Entertainment and media companies use Internet-enabled systems for marketing, merchandising, ticketing, and reservations. As a result, owners and operators manage and protect databases of customer and employee data, including personal, financial, and credit card information. Since at least 2015, nation-state and criminal cyber actors have conducted computer network exploitation against the subsector likely to gain unauthorized access to non-public information, although the extent of the access in each case remains unclear.

Efforts Used to Combat, Prevent, and Investigate Hacking or the Misuse of this Data

In order to combat cyber threats, the FBI has taken a whole-of-society approach. We actively engage with our private sector partners through the National Cyber-Forensics and Training Alliance (NCFTA), which is a non-profit partnership between private industry, government and academia all working together to identify and disrupt cyber-crime. We recently hosted a ransomware-focused summit, with incident response companies, representatives from the legal and insurance industries as well as other government entities, where we discussed collaborative efforts to address the threats.

The FBI also partners with the National Defense Cyber Alliance (NDCA), which is a non-profit organization bringing together the U.S. Intelligence Community and cleared defense contractor community to improve the security of their networks. Similar to how the NCFTA supports the financial/retail sector against criminal threats, the NDCA is designed to support the defense industrial base against national security threats.

Through undercover operations and confidential human sources, we are targeting and shutting down dark-net and Clearnet criminal forums where identities are sold and where cyber criminals gather to plan their next attack. We are actively engaging with our international partners through our Cyber Assistant Legal Attaché program, through our annual FBI-sponsored International Task Force, and through our participation in the FBI-led International Cyber Crime Operations Summit, as well as the Five Eyes Law Enforcement Group Cyber Crime Working Group.

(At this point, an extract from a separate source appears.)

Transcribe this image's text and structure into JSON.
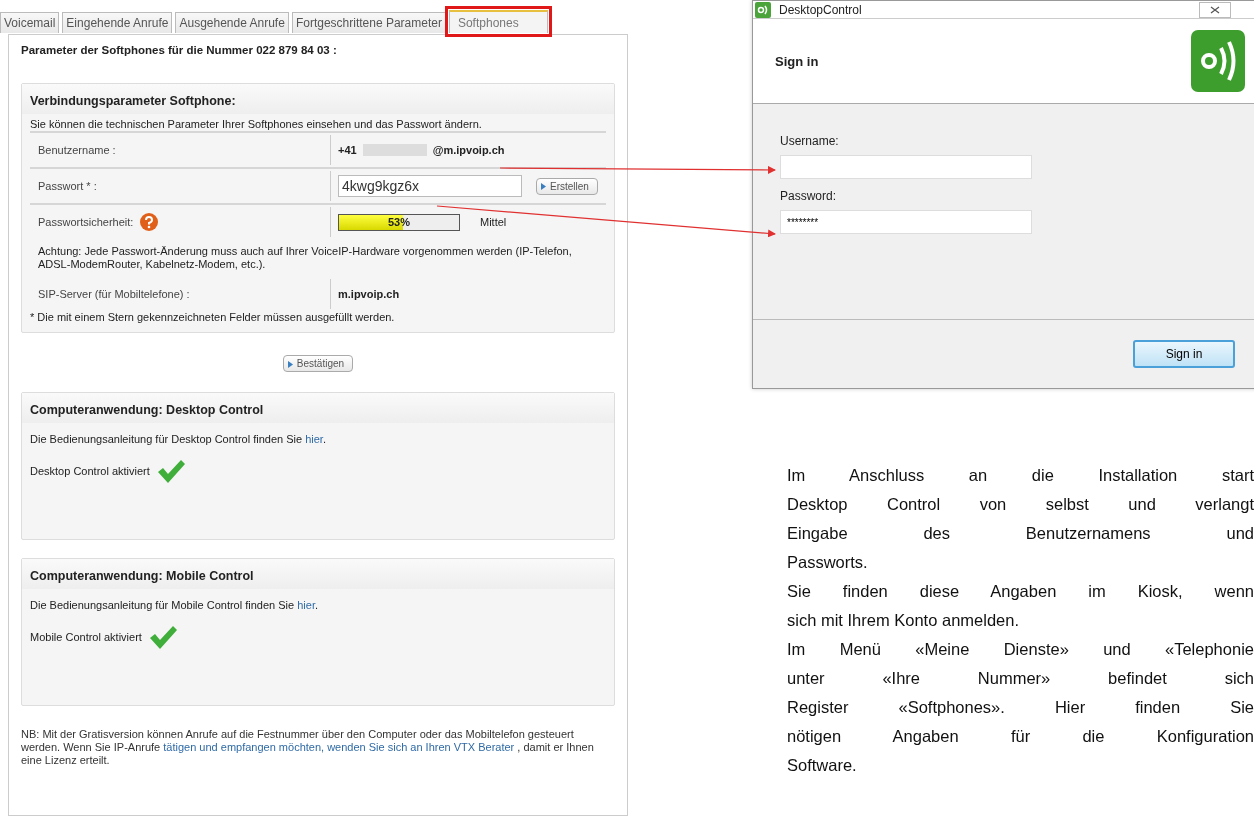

The FBI understands the importance of stressing cybersecurity with individuals, not just with organizations. To do so, we hold a series of events aimed at educating and speaking with individuals about these issues. The FBI regularly takes part in public awareness campaigns,where we coordinate with other agencies on initiatives for engagement with the private sector to prevent threats to critical infrastructure, educate entities on serious cyber threats, and ultimately close intelligence gaps. Additionally, we disseminate Private Industry Notifications, FBI Liaison Alert System reports, and public service announcements to share cyber threat information with the private sector and the general public.

Conclusion

The FBI is engaged in myriad efforts to combat cyber threats, from improving threat identification and information sharing inside and outside of the government, to developing and retaining new talent, to examining the way we operate to disrupt and defeat these threats. FBI agents, analysts, and computer scientists are using technical capabilities and traditional investigative techniques—such as sources, court-authorized electronic surveillance, physical surveillance, and forensics—to counter these threats.